Oh, that’s just great. We have a program that makes us overpay for sugar, and now we’re going to start a new program to subsidize the ethanol we create from it — because without the subsidy, the inflated sugar price we’ve created will make the ethanol unprofitable.

Just when you think it can’t get any worse, they always find a way.

A Policy Disaster

Deroy Murdock writes on the ethanol scam, and its global effects on food and fuel prices.

[Update a few minutes later]

If this pans out, ethanol will make a lot more sense, won’t be competing with food, and won’t require any subsidies:

Along with cellulose, the cyanobacteria developed by Professor R. Malcolm Brown Jr. and Dr. David Nobles Jr. secrete glucose and sucrose. These simple sugars are the major sources used to produce ethanol.

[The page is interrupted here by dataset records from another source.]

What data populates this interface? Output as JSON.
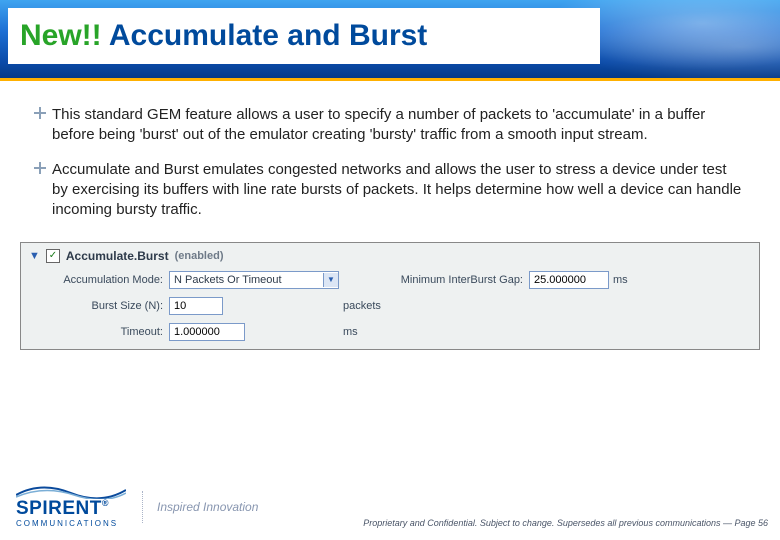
{
  "title": {
    "new": "New!!",
    "rest": " Accumulate and Burst"
  },
  "bullets": [
    "This standard GEM feature allows a user to specify a number of packets to 'accumulate' in a buffer before being 'burst' out of the emulator creating 'bursty' traffic from a smooth input stream.",
    "Accumulate and Burst emulates congested networks and allows the user to stress a device under test by exercising its buffers with line rate bursts of packets.  It helps determine how well a device can handle incoming bursty traffic."
  ],
  "panel": {
    "header_title": "Accumulate.Burst",
    "header_sub": "(enabled)",
    "checkbox_checked": true,
    "fields": {
      "mode_label": "Accumulation Mode:",
      "mode_value": "N Packets Or Timeout",
      "gap_label": "Minimum InterBurst Gap:",
      "gap_value": "25.000000",
      "gap_unit": "ms",
      "burst_label": "Burst Size (N):",
      "burst_value": "10",
      "burst_unit": "packets",
      "timeout_label": "Timeout:",
      "timeout_value": "1.000000",
      "timeout_unit": "ms"
    }
  },
  "footer": {
    "brand": "SPIRENT",
    "brand_sub": "COMMUNICATIONS",
    "tagline": "Inspired Innovation",
    "legal": "Proprietary and Confidential.  Subject to change.  Supersedes all previous communications — Page 56"
  }
}
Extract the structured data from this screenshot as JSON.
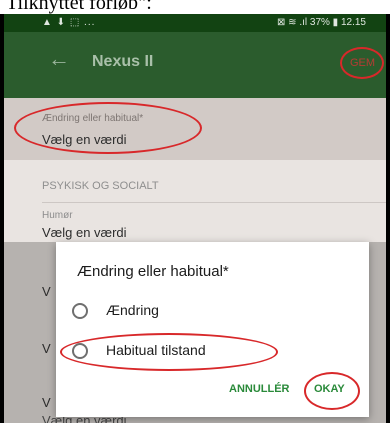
{
  "caption": "Tilknyttet forløb\":",
  "status_bar": {
    "left_icons": "▲ ⬇ ⬚ ...",
    "right": "⊠ ≋ .ıl 37% ▮ 12.15"
  },
  "app_bar": {
    "title": "Nexus II",
    "save_label": "GEM"
  },
  "form": {
    "field1": {
      "label": "Ændring eller habitual*",
      "value": "Vælg en værdi"
    },
    "section": "PSYKISK OG SOCIALT",
    "field2": {
      "label": "Humør",
      "value": "Vælg en værdi"
    },
    "partial_row1": "V",
    "partial_row2": "V",
    "partial_row3": "V",
    "last_value": "Vælg en værdi"
  },
  "dialog": {
    "title": "Ændring eller habitual*",
    "options": [
      {
        "label": "Ændring",
        "selected": false
      },
      {
        "label": "Habitual tilstand",
        "selected": false
      }
    ],
    "cancel_label": "ANNULLÉR",
    "ok_label": "OKAY"
  },
  "colors": {
    "app_bar": "#2b5c2d",
    "status_bar": "#124312",
    "accent": "#2a8a3a",
    "highlight_oval": "#d8282a"
  },
  "icons": {
    "back": "arrow-left-icon",
    "radio": "radio-unchecked-icon"
  }
}
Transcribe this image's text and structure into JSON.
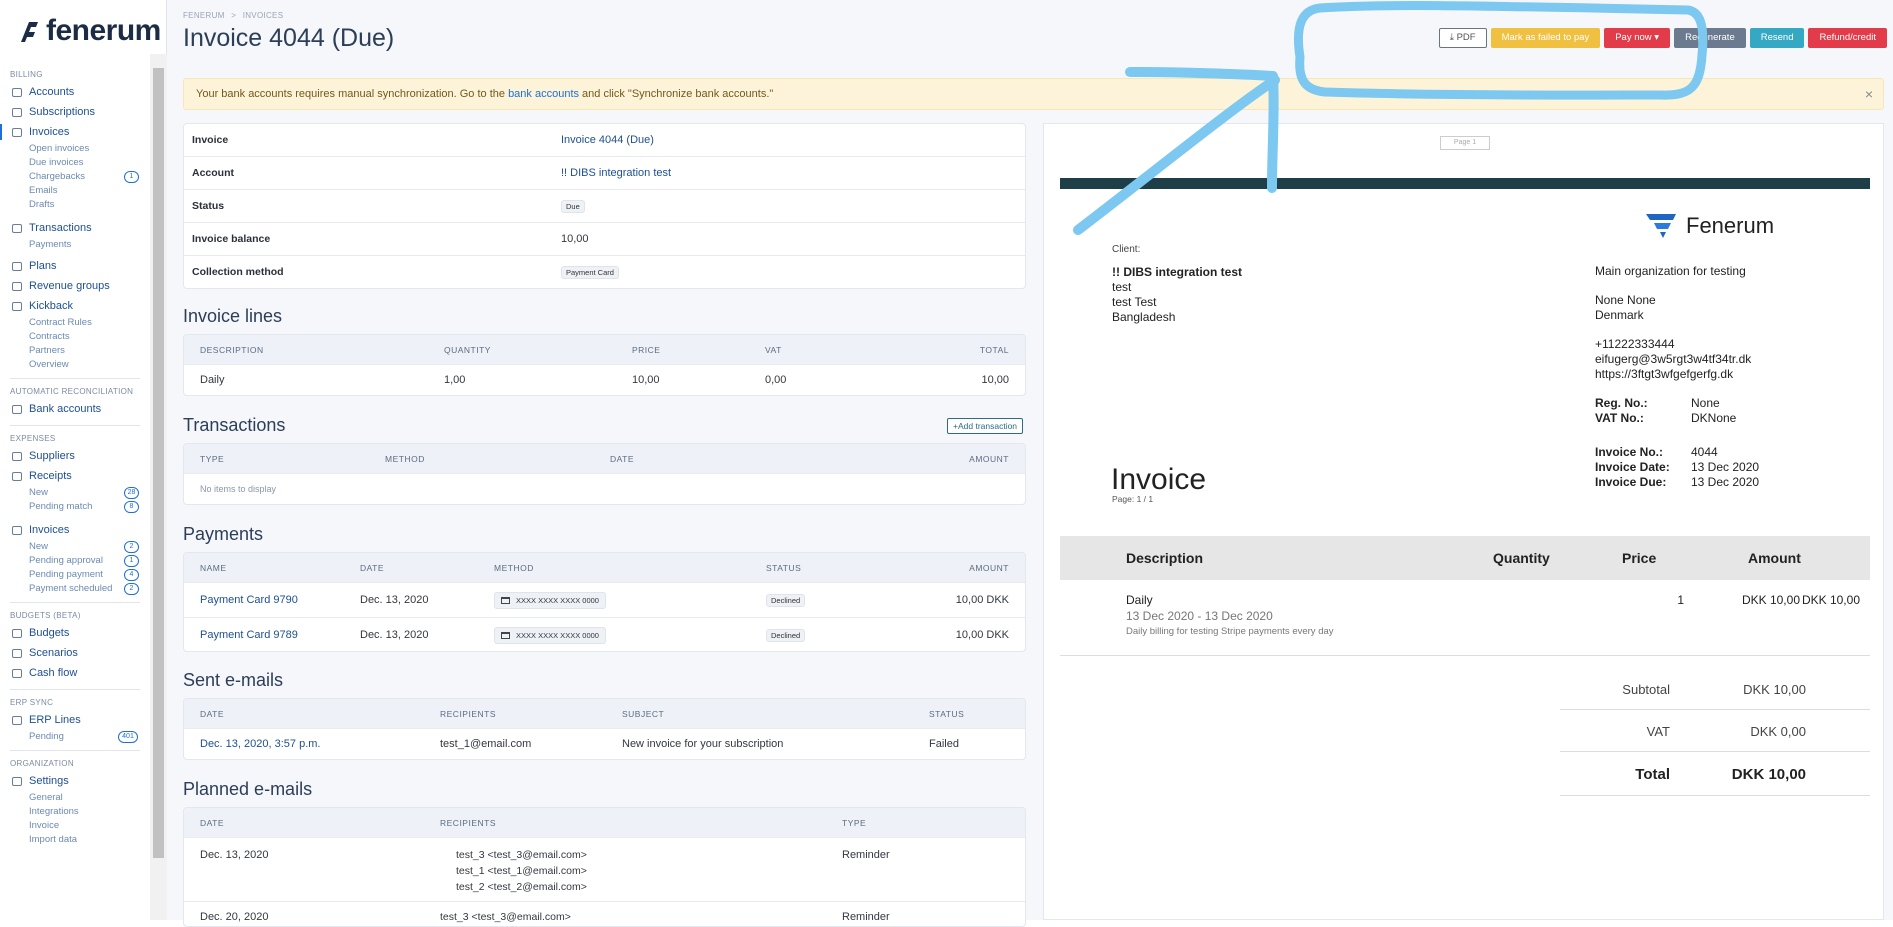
{
  "brand": {
    "name": "fenerum"
  },
  "sidebar": {
    "billing_label": "BILLING",
    "billing": [
      {
        "label": "Accounts",
        "sub": []
      },
      {
        "label": "Subscriptions",
        "sub": []
      },
      {
        "label": "Invoices",
        "sub": [
          {
            "label": "Open invoices"
          },
          {
            "label": "Due invoices"
          },
          {
            "label": "Chargebacks",
            "badge": "1"
          },
          {
            "label": "Emails"
          },
          {
            "label": "Drafts"
          }
        ]
      },
      {
        "label": "Transactions",
        "sub": [
          {
            "label": "Payments"
          }
        ]
      },
      {
        "label": "Plans",
        "sub": []
      },
      {
        "label": "Revenue groups",
        "sub": []
      },
      {
        "label": "Kickback",
        "sub": [
          {
            "label": "Contract Rules"
          },
          {
            "label": "Contracts"
          },
          {
            "label": "Partners"
          },
          {
            "label": "Overview"
          }
        ]
      }
    ],
    "recon_label": "AUTOMATIC RECONCILIATION",
    "bank_accounts": "Bank accounts",
    "expenses_label": "EXPENSES",
    "suppliers": "Suppliers",
    "receipts": "Receipts",
    "receipts_sub": [
      {
        "label": "New",
        "badge": "28"
      },
      {
        "label": "Pending match",
        "badge": "8"
      }
    ],
    "exp_invoices": "Invoices",
    "exp_invoices_sub": [
      {
        "label": "New",
        "badge": "2"
      },
      {
        "label": "Pending approval",
        "badge": "1"
      },
      {
        "label": "Pending payment",
        "badge": "4"
      },
      {
        "label": "Payment scheduled",
        "badge": "2"
      }
    ],
    "budgets_label": "BUDGETS (BETA)",
    "budgets": "Budgets",
    "scenarios": "Scenarios",
    "cashflow": "Cash flow",
    "erp_label": "ERP SYNC",
    "erp_lines": "ERP Lines",
    "pending": "Pending",
    "pending_badge": "401",
    "org_label": "ORGANIZATION",
    "settings": "Settings",
    "settings_sub": [
      {
        "label": "General"
      },
      {
        "label": "Integrations"
      },
      {
        "label": "Invoice"
      },
      {
        "label": "Import data"
      }
    ]
  },
  "breadcrumb": {
    "a": "FENERUM",
    "sep": ">",
    "b": "INVOICES"
  },
  "page_title": "Invoice 4044 (Due)",
  "actions": {
    "pdf": "PDF",
    "failed": "Mark as failed to pay",
    "pay": "Pay now",
    "regen": "Regenerate",
    "resend": "Resend",
    "refund": "Refund/credit"
  },
  "alert": {
    "pre": "Your bank accounts requires manual synchronization. Go to the ",
    "link": "bank accounts",
    "post": " and click \"Synchronize bank accounts.\"",
    "close": "×"
  },
  "info": [
    {
      "k": "Invoice",
      "v": "Invoice 4044 (Due)"
    },
    {
      "k": "Account",
      "v": "!! DIBS integration test"
    },
    {
      "k": "Status",
      "v": "Due"
    },
    {
      "k": "Invoice balance",
      "v": "10,00"
    },
    {
      "k": "Collection method",
      "v": "Payment Card"
    }
  ],
  "lines": {
    "title": "Invoice lines",
    "headers": [
      "DESCRIPTION",
      "QUANTITY",
      "PRICE",
      "VAT",
      "TOTAL"
    ],
    "rows": [
      [
        "Daily",
        "1,00",
        "10,00",
        "0,00",
        "10,00"
      ]
    ]
  },
  "transactions": {
    "title": "Transactions",
    "add": "Add transaction",
    "headers": [
      "TYPE",
      "METHOD",
      "DATE",
      "AMOUNT"
    ],
    "empty": "No items to display"
  },
  "payments": {
    "title": "Payments",
    "headers": [
      "NAME",
      "DATE",
      "METHOD",
      "STATUS",
      "AMOUNT"
    ],
    "rows": [
      {
        "name": "Payment Card 9790",
        "date": "Dec. 13, 2020",
        "method": "XXXX XXXX XXXX 0000",
        "status": "Declined",
        "amount": "10,00 DKK"
      },
      {
        "name": "Payment Card 9789",
        "date": "Dec. 13, 2020",
        "method": "XXXX XXXX XXXX 0000",
        "status": "Declined",
        "amount": "10,00 DKK"
      }
    ]
  },
  "sent": {
    "title": "Sent e-mails",
    "headers": [
      "DATE",
      "RECIPIENTS",
      "SUBJECT",
      "STATUS"
    ],
    "rows": [
      {
        "date": "Dec. 13, 2020, 3:57 p.m.",
        "recipients": "test_1@email.com",
        "subject": "New invoice for your subscription",
        "status": "Failed"
      }
    ]
  },
  "planned": {
    "title": "Planned e-mails",
    "headers": [
      "DATE",
      "RECIPIENTS",
      "TYPE"
    ],
    "rows": [
      {
        "date": "Dec. 13, 2020",
        "r1": "test_3 <test_3@email.com>",
        "r2": "test_1 <test_1@email.com>",
        "r3": "test_2 <test_2@email.com>",
        "type": "Reminder"
      },
      {
        "date": "Dec. 20, 2020",
        "r1": "test_3 <test_3@email.com>",
        "type": "Reminder"
      }
    ]
  },
  "preview": {
    "page_box": "Page 1",
    "company": "Fenerum",
    "client_label": "Client:",
    "client_name": "!! DIBS integration test",
    "client_l1": "test",
    "client_l2": "test Test",
    "client_l3": "Bangladesh",
    "org": "Main organization for testing",
    "org_l1": "None None",
    "org_l2": "Denmark",
    "phone": "+11222333444",
    "email": "eifugerg@3w5rgt3w4tf34tr.dk",
    "web": "https://3ftgt3wfgefgerfg.dk",
    "reg_k": "Reg. No.:",
    "reg_v": "None",
    "vat_k": "VAT No.:",
    "vat_v": "DKNone",
    "inv_title": "Invoice",
    "page": "Page: 1 / 1",
    "invno_k": "Invoice No.:",
    "invno_v": "4044",
    "invdate_k": "Invoice Date:",
    "invdate_v": "13 Dec 2020",
    "invdue_k": "Invoice Due:",
    "invdue_v": "13 Dec 2020",
    "th_desc": "Description",
    "th_qty": "Quantity",
    "th_price": "Price",
    "th_amount": "Amount",
    "line_desc": "Daily",
    "line_period": "13 Dec 2020 - 13 Dec 2020",
    "line_note": "Daily billing for testing Stripe payments every day",
    "line_qty": "1",
    "line_price": "DKK 10,00",
    "line_amount": "DKK 10,00",
    "subtotal_k": "Subtotal",
    "subtotal_v": "DKK 10,00",
    "vat_row_k": "VAT",
    "vat_row_v": "DKK 0,00",
    "total_k": "Total",
    "total_v": "DKK 10,00"
  },
  "colors": {
    "accent": "#1e4f92",
    "annotation": "#7cc8f0",
    "pay_btn": "#e23c4a"
  }
}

“The cyanobacterium is potentially a very inexpensive source for sugars to use for ethanol and designer fuels,” says Nobles, a research associate in the Section of Microbiology and Molecular Genetics.

Brown and Nobles say their cyanobacteria can be grown in production facilities on non-agricultural lands using salty water unsuitable for human consumption or crops.

Bring it on.

[Evening update]

David Freddoso has an appropriately outraged follow-up to the Murdock piece:

Our government’s negligence and perhaps even malicious misdirection of societal resources toward a worthless, unwanted product — ethanol — will cause millions of people to go hungry tonight.

The way things are going, this could become the worst chapter yet in the sad, ruinous history of our bipartisan agricultural welfare programs. For those who write in and protest that free-market capitalism is an uncompassionate, un-Christian economic system, I submit that you are currently witnessing the alternative.

Indeed. End the tariffs, end the subsidies. Let the market work.